26 August 2018
Fourteenth Sunday after Pentecost
Proper 16B (RCL)
1 Kings 8:1, 6, 10-11, 22-30, 41-43
The way the Hebrew Bible comes to be arranged (as distinct from the Christian Old Testament), it serves as an etiology of the Second Temple, ending as it does with Darius’ decree at the end of the second book of Chronicles. Here, the story of David ends, and that of Solomon begins as an etiology for the First Temple. In the reading we had last week, all of David’s crimes are whitewashed, and he becomes the ideal king, and Solomon prayer for wisdom, and God granted it, despite the fact that he used to offer hecatombs at the high place at Gibeon, married foreign queens, set up an Asherah, and all the rest that subsequent kings would be accused of. I guess as long as you build a beautiful temple, you can be forgiven much.
The Temple will be the dwelling place of THE NAME on earth, and anyone, even a foreign, can be confident that a prayer will be heard as long as it is offered facing the Temple. In reality, the Temple is the sign of an absent God. The ark is in the inner sanctum, inaccessible to all but the high priest, and him only once a year. The cloud of smoke that fills the Temple obscures even that from ordinary mortals (that’s a lot of incense!). Since the Hebrew Bible serves as an etiology for the Second Temple, it must also serve as an apology for the destruction of the First Temple, answering the question, “Why would God destroy the Temple and send us into Exile?”

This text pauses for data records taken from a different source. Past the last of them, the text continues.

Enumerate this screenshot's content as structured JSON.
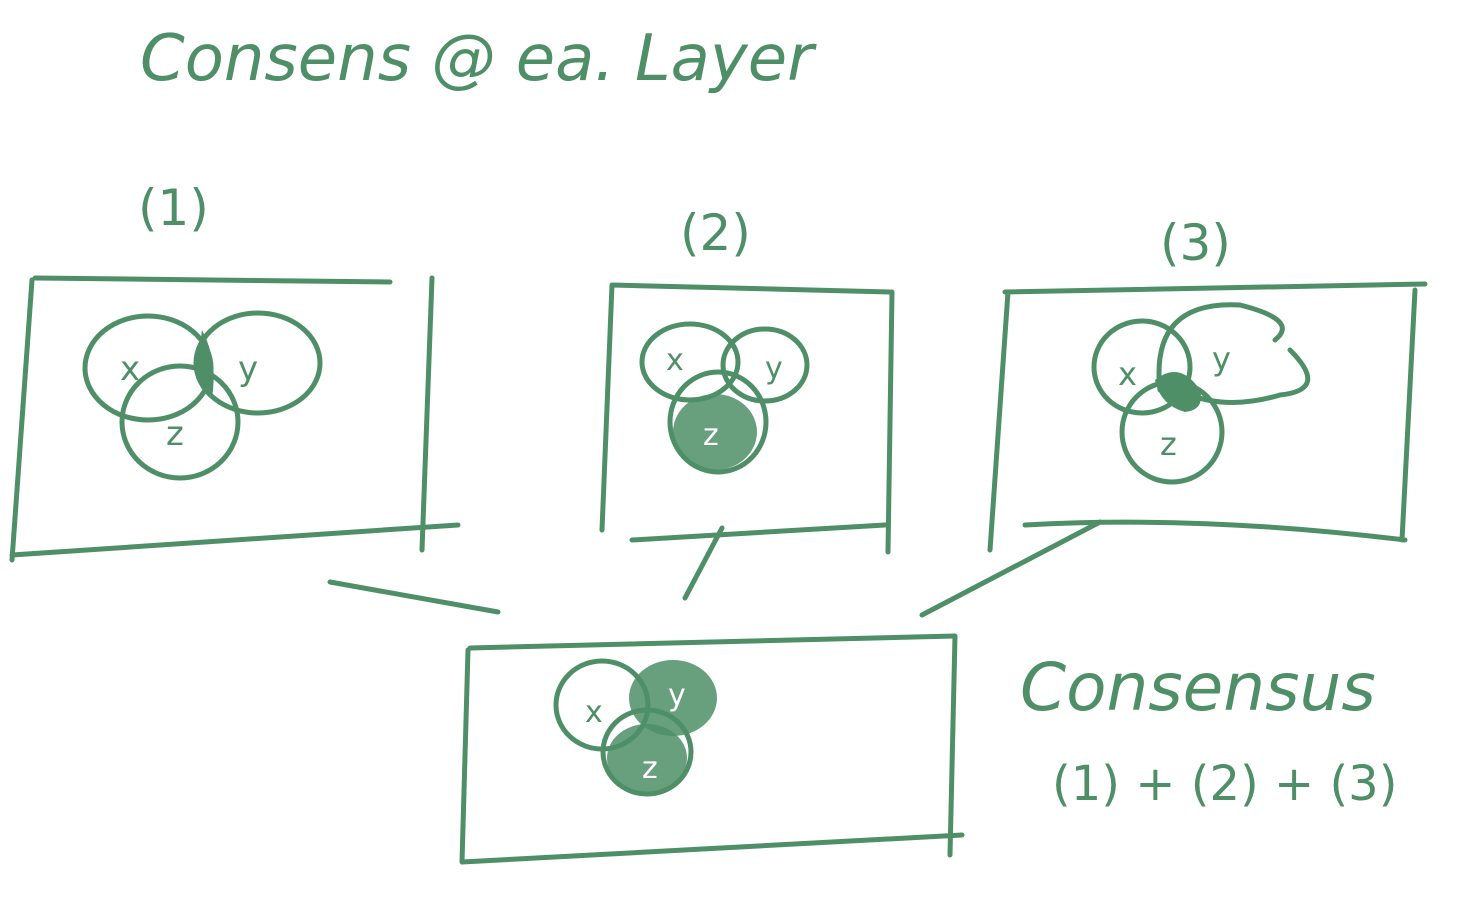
{
  "colors": {
    "ink": "#4e8f67",
    "background": "#ffffff"
  },
  "title": "Consens @ ea. Layer",
  "panels": [
    {
      "label": "(1)",
      "sets": [
        "x",
        "y",
        "z"
      ]
    },
    {
      "label": "(2)",
      "sets": [
        "x",
        "y",
        "z"
      ]
    },
    {
      "label": "(3)",
      "sets": [
        "x",
        "y",
        "z"
      ]
    }
  ],
  "consensus_panel": {
    "sets": [
      "x",
      "y",
      "z"
    ]
  },
  "consensus_note": {
    "title": "Consensus",
    "formula": "(1) + (2) + (3)"
  }
}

In some regards, the Christian New Testament serves as an apology for the destruction of the Second Temple (Mark’s Gospel is particularly stark in this respect, blaming its destruction on ‘the Jews’ who killed Jesus), and as an etiology for the Christian community. John’s Gospel sees that Christian community as replacing the Temple as the locus of the encounter with God. Jesus says as much in Chapter 2. Here, the Christian community is drink the blood of the Son of Man, who is the Lamb of God, who takes away the sin of the world. This is a daring theological move. In the Old Testament, there is an absolute prohibition on the blood of sacrificial animals. The blood is the life and the life belongs to God. It was to be poured out on the altar, or on the earth, and in this way returned to God. If we are to drink it, we have become divine, at least the altar, if not God.
No wonder some of the disciples find this a hard saying. God is no longer in the Temple, serenely in control of history, answering prayer for all who come, but here in this all-too-human community. In verse 54 John switches the verb he uses for “to eat” from phago (a pretty standard word) to trogo, which is typically used of animals chewing rather noisily. David Bentley Hart translates it “feed.” Whoever feeds on my flesh. I would translate it “chew.” This adds to the hardness of the saying. We not only eat the flesh of the Son of Man (the Human Being), but we chew it. Within this human community, we are to feed on flesh and drink blood, to ruminate on each other’s lives. Of course, we are told that the flesh is useless, that it is the Spirit that gives life. I think this is to guard against a too-mechanical understanding of the efficacy of the eucharistic bread. It is the gnawing on Christ’s humanity and the hard work of living in community that gives life, not some magical sacrament.
The passage from the Letter to the Ephesians warns us that our warfare is not against enemies of flesh and blood, but against principalities and powers. We much too easily turn against one another (flesh and blood), when we should be looking at systemic evils. But the only way to see those systemic evils is to chew on the lives of our neighbors, of those we don’t like, those who appear against us. The divine life is there.